By contrast, the SOSIS design treats each indicator set as a class. Accordingly, they inherit rather than instantiate properties and relations of the IndicatorSet class. This produces a much larger ontology that maps directly to the specific frames of reference that it is derived from, and we term this the concrete variation of the Value Partition ontology design pattern (Fig. 4).

5 Conclusion and Future Work

In this work, we have discussed how the use of existing ontology design patterns can help resolve modelling issues in developing and constructing an ontology for sustainability indicators.

Our focus in designing GOSIS and SOSIS was to employ the Value Partition ODP to develop generic and specific models for sustainability indicators that covers broad key concepts of the domain as well as specific indicator sets. The findings from the previous section indicate the relative merits of our ontology designs. From a human readability perspective, we determine the two candidates, the generic design GOSIS and the specific design SOSIS, differ largely in terms of their relative abstractness or concreteness. The generic design contains less classes, and is less readable; the specific design has more classes, but is more difficult to modify or extend.

We have previously evaluated these ontology design candidates in earlier work [13]. Based on the findings presented here, we conclude that the specific design is preferable where the domain requirements require a high degree of fidelity to existing and known frames of reference, while the generic design offers greater reuse in contexts where unseen and unknown sets of indicators need to be added to the ontology in an ad hoc fashion. Accordingly, we also suggest that both ontology design models have their distinct merits, satisfying different requirements for representing indicator systems. Such requirements are generality and reusability in the case of GOSIS, and precision and intuitiveness in the case of SOSIS.

Our conclusion is aligned with one of the limitations of the VP ontology design pattern, which was developed based on OWL 1 in 2005 [20]. The constraints with OWL 1 was that a class in ontology must not be the value of a property. According to Rodriguez-Castro et al. [22], this constraint is resolved in OWL 2, where a class can have a property or instance values at the same time for DL reasoner. In addition, recent studies [5, 24] propose mapping structural design patterns in OWL as new solutions for such constraints.
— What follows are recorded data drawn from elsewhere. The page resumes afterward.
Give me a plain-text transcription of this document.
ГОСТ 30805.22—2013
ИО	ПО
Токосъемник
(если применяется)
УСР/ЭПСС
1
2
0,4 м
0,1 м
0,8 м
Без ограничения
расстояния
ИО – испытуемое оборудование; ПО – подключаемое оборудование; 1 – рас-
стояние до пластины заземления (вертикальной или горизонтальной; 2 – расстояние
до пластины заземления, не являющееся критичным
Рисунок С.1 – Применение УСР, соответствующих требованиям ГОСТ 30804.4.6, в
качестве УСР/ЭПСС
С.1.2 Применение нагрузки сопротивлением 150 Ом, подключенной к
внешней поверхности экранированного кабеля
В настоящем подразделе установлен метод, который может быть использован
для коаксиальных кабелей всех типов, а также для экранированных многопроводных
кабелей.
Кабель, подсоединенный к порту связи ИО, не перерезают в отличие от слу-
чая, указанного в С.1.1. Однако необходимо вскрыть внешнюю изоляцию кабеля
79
Further work can be undertaken to incorporate additional sustainability indicators systems, and to further refine the candidate OSIS ontologies presented in this research. One approach for incorporating new systems is through the automation facilities provided by ontology matching algorithmsFootnote 10. Though discouraged by Rector [20], we also anticipate the possibility of blending the generic and specific designs in future, possibly using Simple Knowledge Organization System (SKOS)Footnote 11 as a means for representing complex sets of values that align to the IndicatorSet and Indicator classes of the generic and more abstract design. Recent work by Dudáš et al. [5] has also proposed PURO, a partially automated approach to generating alternative OWL encodings. Future work aims to examine how the respective merits of both designs can be preserved, and the ontology extended to other indicators systems, using combinations of ontology matching, SKOS representations and PURO software. Once complete, we also aim to conduct an axiom-based comparison of the two designs, to evaluate formally their respective similarities, differences and merits.